A proposito di commissioni ho persino rappresentato la Santa Sede a Bruxelles. Sono stato presidente della commissione regionale, voluta dall’Assessorato alla Sanità, per costruire i servizi per le tossicodipendenze. Inventammo i NOT (Nuclei Operativi per le Tossicodipendenze). Posso dire che le istituzioni hanno il valore di chi le dirige e di chi vi opera all’interno. Lasciano il tempo che trovano, di solito, le commissioni esplorative dove si raccolgono buoni propositi ma nessuna azione concreta. Quando un operatore viene invitato in una commissione, invece di esserne semplicemente onorato a parteciparvi, deve chiedere concretezza e tempi di realizzazione definiti e realistici.

 

Quale è la prima causa della tossicodipendenza?

Non credo si possa parlare di una causa iniziale valida per tutti. Gli adolescenti hanno bisogno di saggiare tutto l’esistente, sono curiosi e sfidanti dei pericoli e dei divieti. Funziona anche l’imitazione di personaggi famosi, o meno, ma di riferimento.
Bisogna capire che le droghe forniscono gli effetti ricercati, che sono il rilassamento o l’eccitazione. Questo vale per le droghe ma anche per l’alcol e per gli psicofarmaci, quando usati senza indicazione medica. La ricerca di questi effetti esprime un vuoto che forse è la prima causa, ma assume significati diversi a seconda della persona. Tutto questo avviene a causa della debolezza degli adulti: se la lotta allo spaccio deve essere fatta dalla polizia e dai tribunali, il consumo si affronta con l’impegno educativo, a partire dalla scuola e dalla famiglia.

 

Le zone più a rischio sono le periferie?

Forse questo si poteva credere una volta. Oggi non possiamo ragionare per localizzazione geografica: ci sono droghe per lo sballo e ci sono droghe per aumentare le prestazioni, la performance… Centro e periferie sono coinvolte nello stesso modo. Ma se pensiamo al degrado generato dal consumo di sostanze, allora sembra più evidente nelle fasce più fragili, che di solito abitano in periferia.

 

Cosa potrebbe fare Milano per i suoi giovani?

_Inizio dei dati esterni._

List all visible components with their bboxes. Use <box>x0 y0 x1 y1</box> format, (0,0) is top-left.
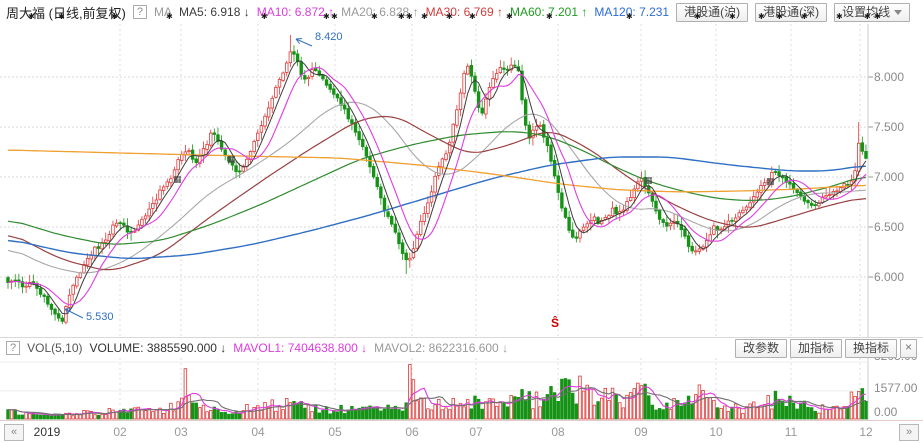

Occuparsi dei giovani dove vivono: la scuola, prima di tutto, dove la prima competenza degli insegnanti deve essere la grande competenza relazionale, capaci di costruire il gruppo- classe come luogo di relazione. Il nodo critico sono gli insegnanti, non i ragazzi. Poi ci sono gli oratori, le società sportive, le piazze e i luoghi di divertimento, dove facilmente le figure di spicco non devono essere gli spacciatori ma gli sportivi, gli educatori, i musicisti, gli artisti. Se esiste una povertà educativa nelle famiglie, una città deve riuscire a promuovere tutte le figure che rivestono un ruolo educativo.